The United States spends hundreds of billions of dollars each year fighting cardiovascular disease.[101 - The numbers are indeed staggering: close to 800,000 Americans die annually of cardiovascular-related diseases; medical costs related to cardiovascular issues are expected to be over $818 billion by 2030 and lost productivity costs above $275 billion. “Heart Disease and Stroke Cost America Nearly $1 Billion a Day in Medical Costs, Lost Productivity,” CDC Foundation, April 29, 2015, https://www.cdcfoundation.org/pr/2015/heart-disease-and-stroke-cost-america-nearly-1-billion-day-medical-costs-lost-productivity.] But if we could stop all cardiovascular disease—every single case, all at once—we wouldn’t add many years to the average lifespan; the gain would be just 1.5 years. The same is true for cancer; stopping all forms of that scourge would give us just 2.1 more years of life on average, because all other causes of death still increase exponentially. We’re still aging, after all.

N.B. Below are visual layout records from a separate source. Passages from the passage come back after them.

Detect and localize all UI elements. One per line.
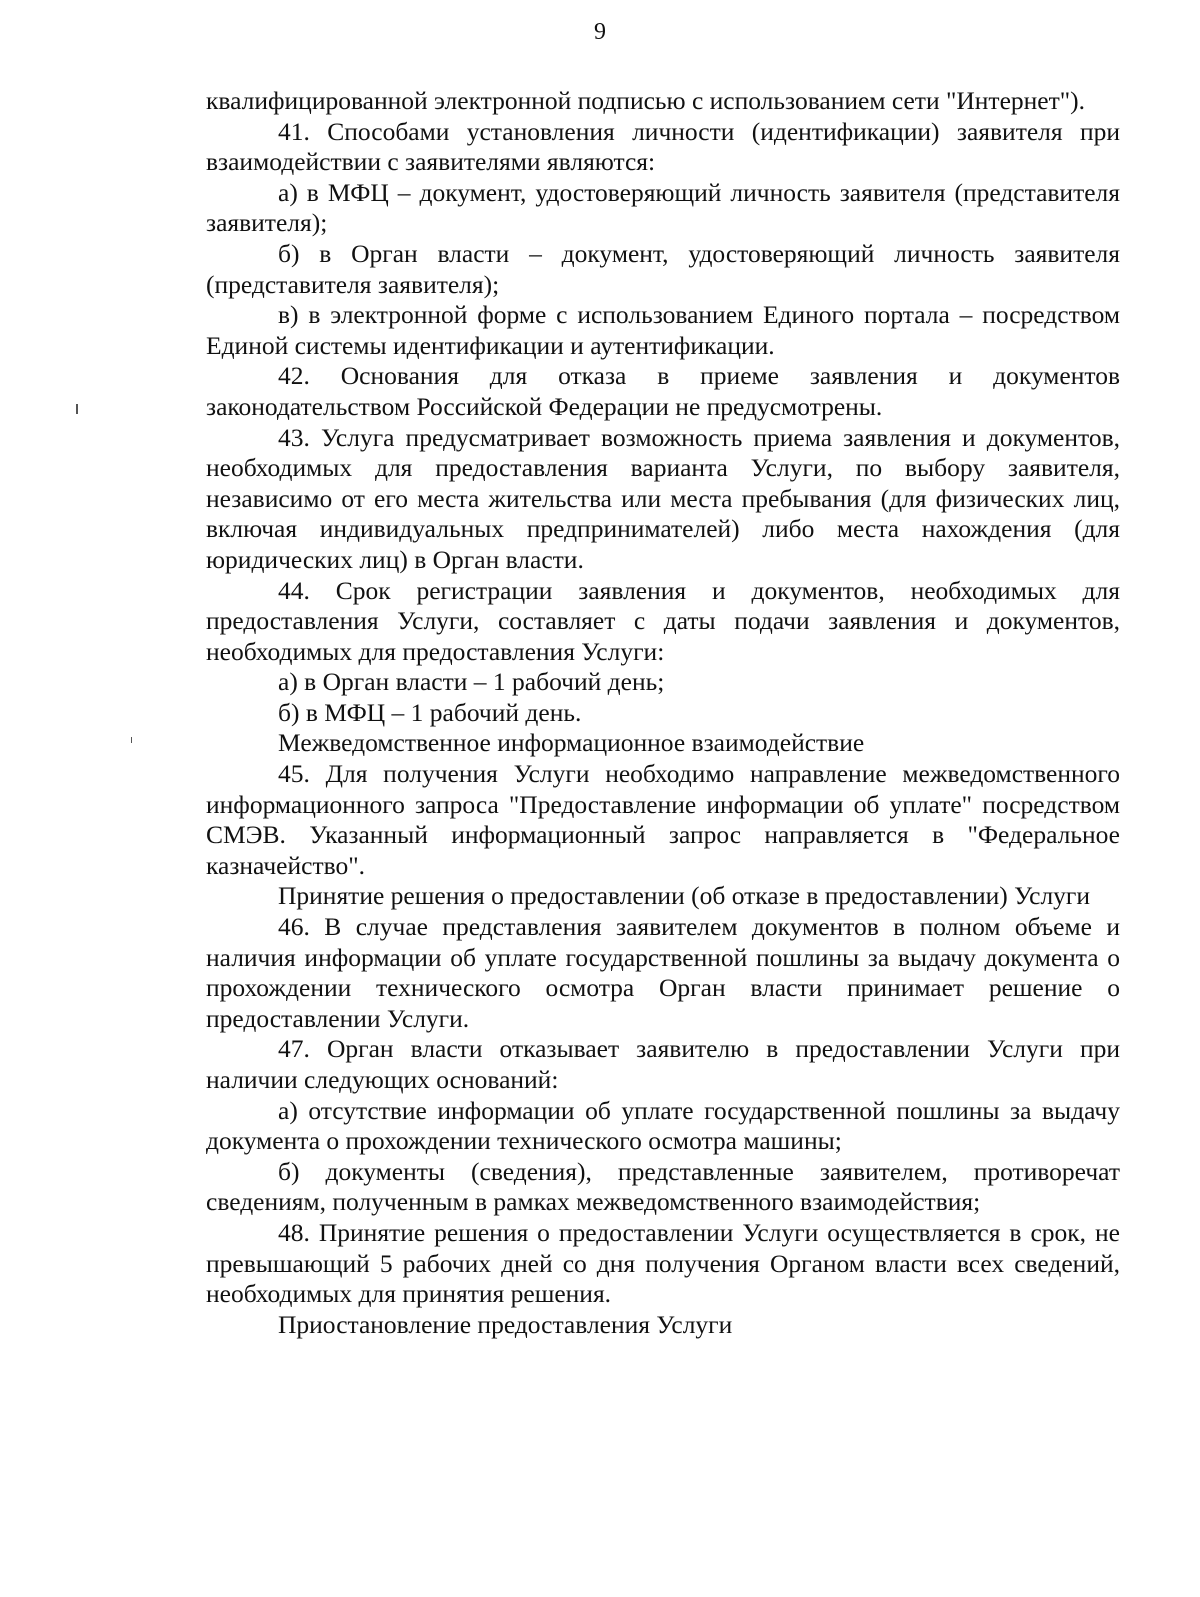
paragraph-47-b: б) документы (сведения), представленные заявителем, противоречат сведениям, полученным в рамках межведомственного взаимодействия; [206,1156,1120,1217]
paragraph-47: 47. Орган власти отказывает заявителю в предоставлении Услуги при наличии следующих оснований: [206,1034,1120,1094]
paragraph-44: 44. Срок регистрации заявления и документов, необходимых для предоставления Услуги, составляет с даты подачи заявления и документов, необходимых для предоставления Услуги: [206,575,1120,666]
paragraph-45: 45. Для получения Услуги необходимо направление межведомственного информационного запроса "Предоставление информации об уплате" посредством СМЭВ. Указанный информационный запрос направляется в "Федеральное казначейство". [206,759,1120,880]
section-heading-decision: Принятие решения о предоставлении (об отказе в предоставлении) Услуги [278,881,1091,911]
paragraph-48: 48. Принятие решения о предоставлении Услуги осуществляется в срок, не превышающий 5 рабочих дней со дня получения Органом власти всех сведений, необходимых для принятия решения. [206,1217,1120,1309]
paragraph-44-b: б) в МФЦ – 1 рабочий день. [278,697,582,727]
paragraph-continuation: квалифицированной электронной подписью с использованием сети "Интернет"). [206,86,1086,115]
scan-artifact-mark [131,737,132,743]
section-heading-interagency: Межведомственное информационное взаимодействие [278,728,865,758]
paragraph-41: 41. Способами установления личности (идентификации) заявителя при взаимодействии с заявителями являются: [206,116,1120,177]
scan-artifact-mark [76,404,78,414]
paragraph-41-b: б) в Орган власти – документ, удостоверяющий личность заявителя (представителя заявителя); [206,238,1120,299]
paragraph-41-a: а) в МФЦ – документ, удостоверяющий личность заявителя (представителя заявителя); [206,177,1120,238]
page-number: 9 [594,19,606,45]
paragraph-46: 46. В случае представления заявителем документов в полном объеме и наличия информации об уплате государственной пошлины за выдачу документа о прохождении технического осмотра Орган власти принимает решение о предоставлении Услуги. [206,912,1120,1033]
paragraph-41-v: в) в электронной форме с использованием Единого портала – посредством Единой системы идентификации и аутентификации. [206,300,1120,360]
paragraph-42: 42. Основания для отказа в приеме заявления и документов законодательством Российской Федерации не предусмотрены. [206,361,1120,421]
paragraph-47-a: а) отсутствие информации об уплате государственной пошлины за выдачу документа о прохождении технического осмотра машины; [206,1095,1120,1156]
paragraph-43: 43. Услуга предусматривает возможность приема заявления и документов, необходимых для предоставления варианта Услуги, по выбору заявителя, независимо от его места жительства или места пребывания (для физических лиц, включая индивидуальных предпринимателей) либо места нахождения (для юридических лиц) в Орган власти. [206,422,1120,574]
section-heading-suspension: Приостановление предоставления Услуги [278,1309,733,1339]
paragraph-44-a: а) в Орган власти – 1 рабочий день; [278,667,665,697]
document-body [206,86,1120,1340]
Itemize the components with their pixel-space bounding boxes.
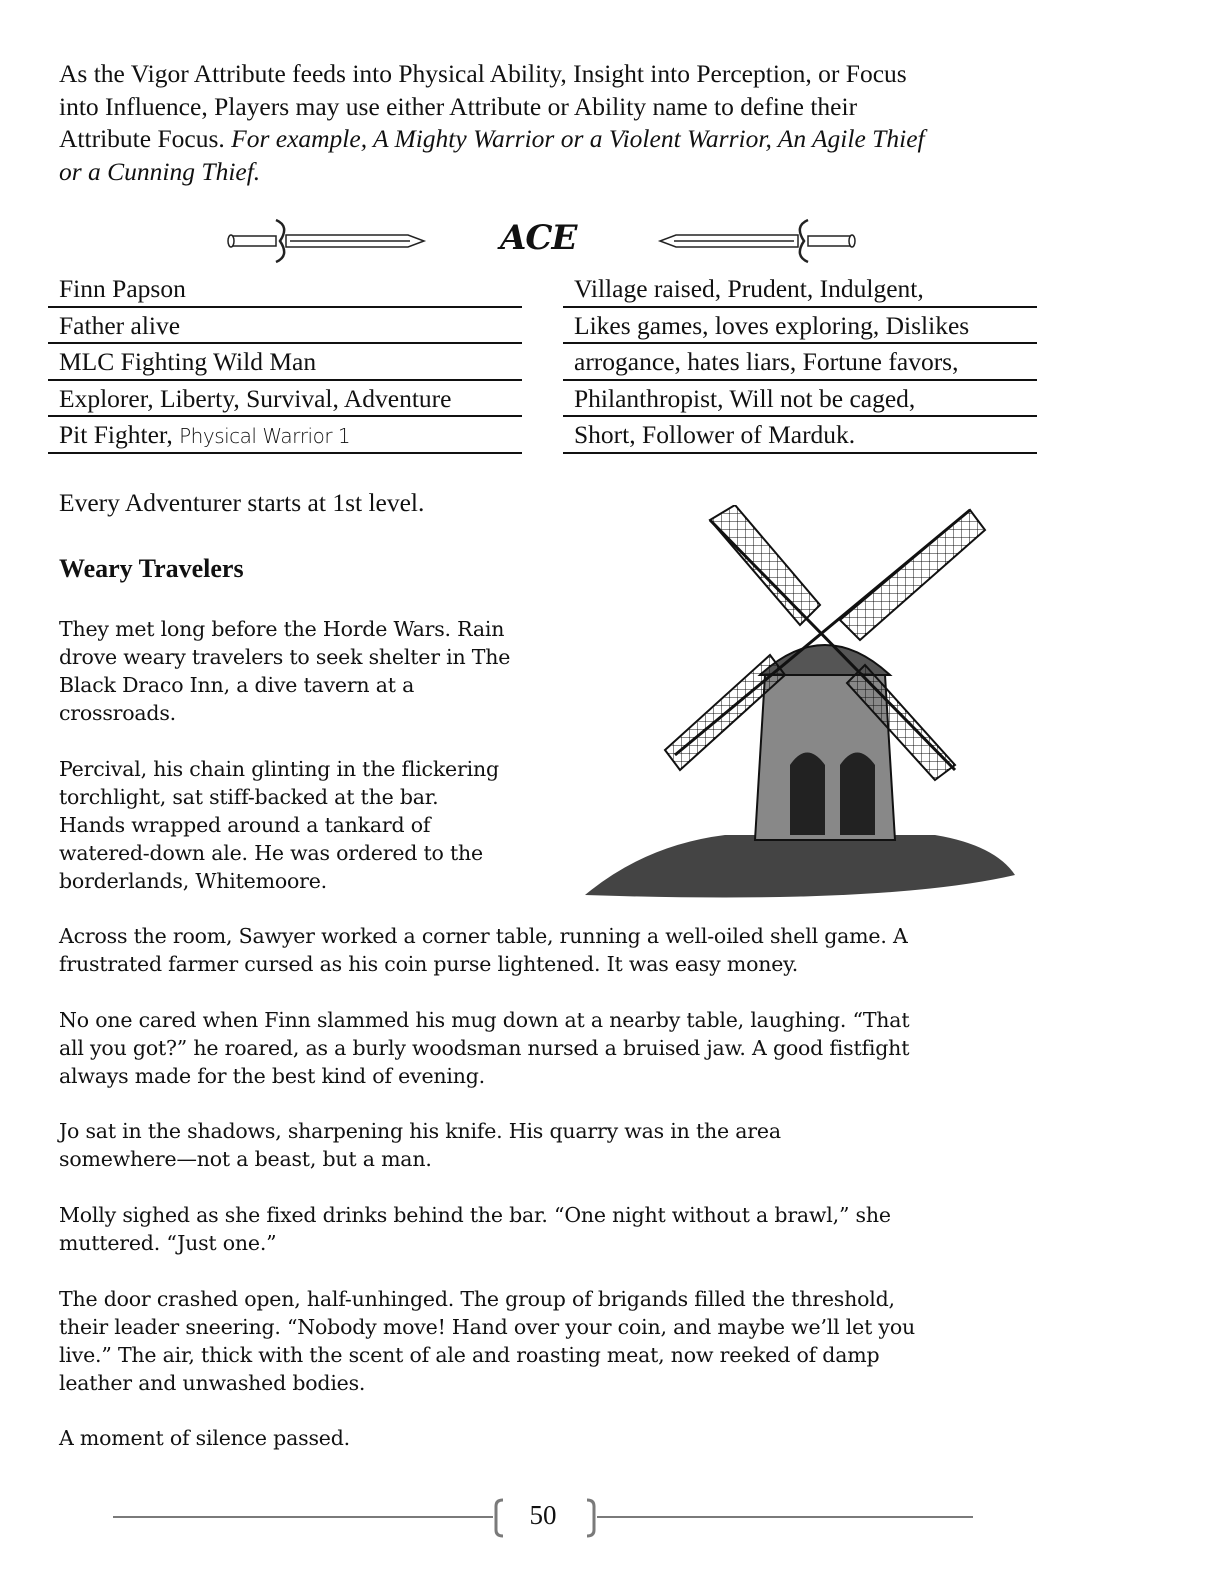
story-paragraph: [59, 1117, 781, 1173]
story-line: Jo sat in the shadows, sharpening his knife. His quarry was in the area: [59, 1119, 781, 1143]
section-title: Weary Travelers: [59, 554, 244, 583]
intro-line: As the Vigor Attribute feeds into Physical Ability, Insight into Perception, or Focus: [59, 59, 907, 88]
story-paragraph: [59, 1201, 891, 1257]
table-row: Short, Follower of Marduk.: [563, 417, 1037, 454]
page-footer: [113, 1494, 973, 1538]
table-row: Philanthropist, Will not be caged,: [563, 381, 1037, 418]
table-cell: Pit Fighter,: [59, 420, 180, 449]
footer-rule: [597, 1516, 973, 1518]
story-line: frustrated farmer cursed as his coin purse lightened. It was easy money.: [59, 952, 799, 976]
sword-divider: [0, 216, 1224, 266]
windmill-illustration: [585, 505, 1015, 915]
character-name-banner: ACE: [500, 218, 577, 258]
level-note: Every Adventurer starts at 1st level.: [59, 488, 425, 517]
story-line: borderlands, Whitemoore.: [59, 869, 327, 893]
table-row: [48, 417, 522, 454]
story-line: drove weary travelers to seek shelter in The: [59, 645, 511, 669]
story-line: No one cared when Finn slammed his mug down at a nearby table, laughing. “That: [59, 1008, 910, 1032]
story-paragraph: [59, 1424, 350, 1452]
story-line: A moment of silence passed.: [59, 1426, 350, 1450]
character-table-left: [48, 271, 522, 454]
story-line: Hands wrapped around a tankard of: [59, 813, 431, 837]
story-paragraph: [59, 1006, 909, 1090]
right-sword-icon: [660, 220, 855, 262]
story-line: Black Draco Inn, a dive tavern at a: [59, 673, 415, 697]
footer-rule: [113, 1516, 493, 1518]
story-line: Percival, his chain glinting in the flickering: [59, 757, 499, 781]
story-line: their leader sneering. “Nobody move! Hand over your coin, and maybe we’ll let you: [59, 1315, 915, 1339]
intro-paragraph: [59, 58, 925, 188]
story-line: The door crashed open, half-unhinged. The group of brigands filled the threshold,: [59, 1287, 895, 1311]
story-line: Across the room, Sawyer worked a corner table, running a well-oiled shell game. A: [59, 924, 908, 948]
story-line: torchlight, sat stiff-backed at the bar.: [59, 785, 439, 809]
story-line: somewhere—not a beast, but a man.: [59, 1147, 432, 1171]
table-row: Father alive: [48, 308, 522, 345]
story-paragraph: [59, 922, 908, 978]
story-paragraph: [59, 1285, 915, 1397]
intro-example: or a Cunning Thief.: [59, 156, 261, 186]
page-number: 50: [529, 1500, 557, 1530]
story-line: crossroads.: [59, 701, 176, 725]
story-line: leather and unwashed bodies.: [59, 1371, 366, 1395]
story-paragraph: [59, 615, 510, 727]
table-row: Village raised, Prudent, Indulgent,: [563, 271, 1037, 308]
story-line: muttered. “Just one.”: [59, 1231, 277, 1255]
table-row: arrogance, hates liars, Fortune favors,: [563, 344, 1037, 381]
table-row: Finn Papson: [48, 271, 522, 308]
intro-line: into Influence, Players may use either Attribute or Ability name to define their: [59, 91, 858, 121]
intro-line: [59, 123, 925, 156]
table-row: Likes games, loves exploring, Dislikes: [563, 308, 1037, 345]
story-line: Molly sighed as she fixed drinks behind the bar. “One night without a brawl,” she: [59, 1203, 891, 1227]
story-line: They met long before the Horde Wars. Rain: [59, 617, 505, 641]
handwritten-entry: Physical Warrior 1: [179, 424, 351, 448]
intro-example: For example, A Mighty Warrior or a Violent Warrior, An Agile Thief: [231, 124, 925, 153]
story-paragraph: [59, 755, 499, 895]
character-table-right: [563, 271, 1037, 454]
left-sword-icon: [228, 220, 424, 262]
intro-text: Attribute Focus.: [59, 124, 232, 153]
story-line: live.” The air, thick with the scent of ale and roasting meat, now reeked of damp: [59, 1343, 880, 1367]
table-row: MLC Fighting Wild Man: [48, 344, 522, 381]
table-row: Explorer, Liberty, Survival, Adventure: [48, 381, 522, 418]
story-line: all you got?” he roared, as a burly woodsman nursed a bruised jaw. A good fistfight: [59, 1036, 910, 1060]
story-line: watered-down ale. He was ordered to the: [59, 841, 483, 865]
story-line: always made for the best kind of evening.: [59, 1064, 485, 1088]
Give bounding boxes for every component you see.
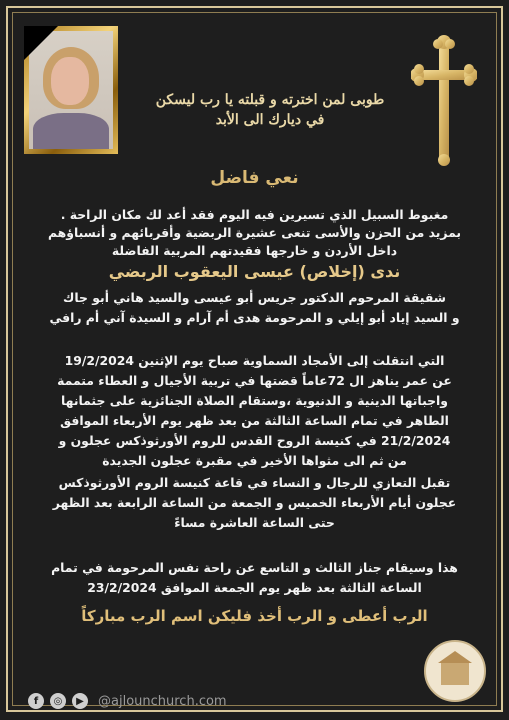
mourning-ribbon	[24, 26, 58, 60]
memorial-line: هذا وسيقام جناز الثالث و التاسع عن راحة نفس المرحومة في تمام	[51, 560, 458, 575]
church-logo	[424, 640, 486, 702]
family-line: شقيقة المرحوم الدكتور جريس أبو عيسى والسيد هاني أبو جاك	[63, 290, 446, 305]
condolences-line: حتى الساعة العاشرة مساءً	[174, 515, 335, 530]
cross-icon	[411, 34, 477, 166]
family-line: و السيد إياد أبو إيلي و المرحومة هدى أم آرام و السيدة آني أم رافي	[49, 310, 460, 325]
intro-line: مغبوط السبيل الذي تسيرين فيه اليوم فقد أعد لك مكان الراحة .	[60, 207, 449, 222]
intro-line: داخل الأردن و خارجها فقيدتهم المربية الفاضلة	[111, 243, 398, 258]
verse-line: في ديارك الى الأبد	[215, 112, 325, 128]
church-icon	[441, 663, 469, 685]
social-footer	[28, 690, 227, 712]
deceased-name: ندى (إخلاص) عيسى اليعقوب الربضي	[108, 262, 401, 281]
condolences-line: عجلون أيام الأربعاء الخميس و الجمعة من الساعة الرابعة بعد الظهر	[52, 495, 457, 510]
closing-verse: الرب أعطى و الرب أخذ فليكن اسم الرب مباركاً	[81, 607, 428, 625]
memorial-line: الساعة الثالثة بعد ظهر يوم الجمعة الموافق 23/2/2024	[87, 580, 422, 595]
intro-line: بمزيد من الحزن والأسى تنعى عشيرة الربضية وأقربائهم و أنسباؤهم	[47, 225, 462, 240]
details-line: التي انتقلت إلى الأمجاد السماوية صباح يوم الإثنين 19/2/2024	[64, 353, 445, 368]
details-line: الطاهر في تمام الساعة الثالثة من بعد ظهر يوم الأربعاء الموافق	[60, 413, 449, 428]
details-line: من ثم الى مثواها الأخير في مقبرة عجلون الجديدة	[102, 453, 407, 468]
page-title: نعي فاضل	[210, 168, 299, 188]
details-line: عن عمر يناهز ال 72عاماً قضتها في تربية الأجيال و العطاء متممة	[57, 373, 452, 388]
condolences-line: تقبل التعازي للرجال و النساء في قاعة كنيسة الروم الأورثوذكس	[58, 475, 451, 490]
details-line: 21/2/2024 في كنيسة الروح القدس للروم الأورثوذكس عجلون و	[58, 433, 451, 448]
details-line: واجباتها الدينية و الدنيوية ،وستقام الصلاة الجنائزية على جثمانها	[60, 393, 449, 408]
facebook-icon[interactable]: f	[28, 693, 44, 709]
verse-line: طوبى لمن اخترته و قبلته يا رب ليسكن	[155, 92, 385, 108]
instagram-icon[interactable]: ◎	[50, 693, 66, 709]
website-handle[interactable]: @ajlounchurch.com	[98, 693, 227, 709]
scripture-verse	[140, 90, 400, 130]
youtube-icon[interactable]: ▶	[72, 693, 88, 709]
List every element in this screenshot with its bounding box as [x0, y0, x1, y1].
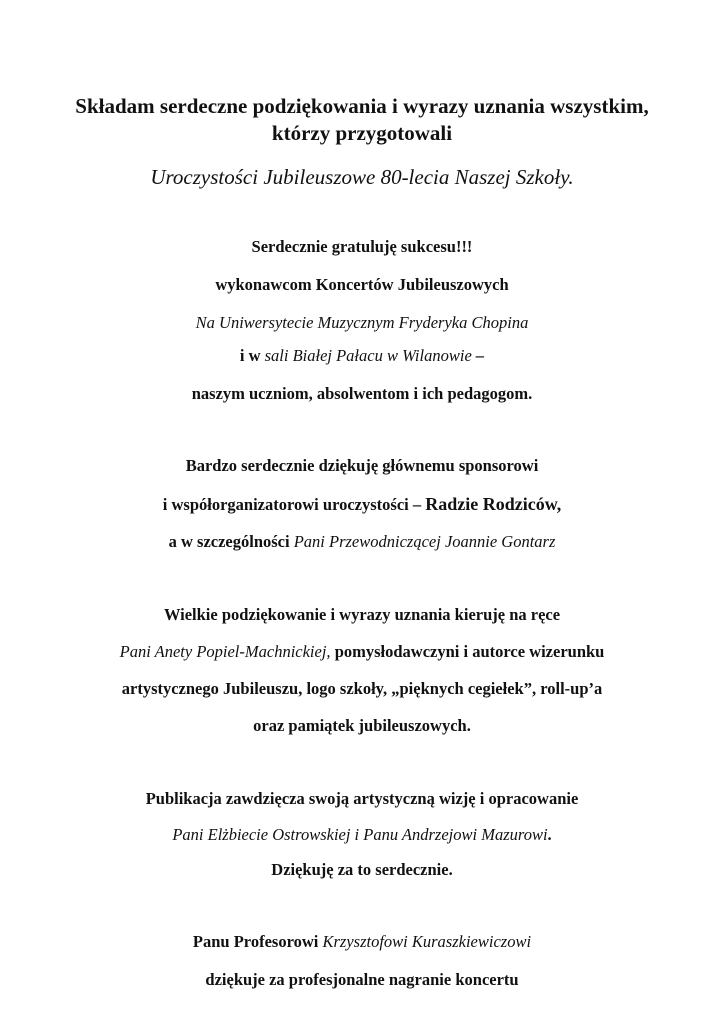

Aging in its final stages is nothing like a bushwalk, where a bit of rest, a drink of water, a nutritional bar, and some fresh socks can get you another dozen miles before sunset. It’s more like a fast sprint over an ever-higher and ever-closer set of hurdles. One of those hurdles will eventually send you for a tumble. And once you’ve fallen one time, if you do get up, the odds of falling again just keep getting higher. Take away one hurdle, and the path forward is really no less precarious. That’s why the current solutions, which are focused on curing individual diseases, are both very expensive and very ineffective when it comes to making big advances in prolonging our healthspans. What we need are medicines that knock down all the hurdles.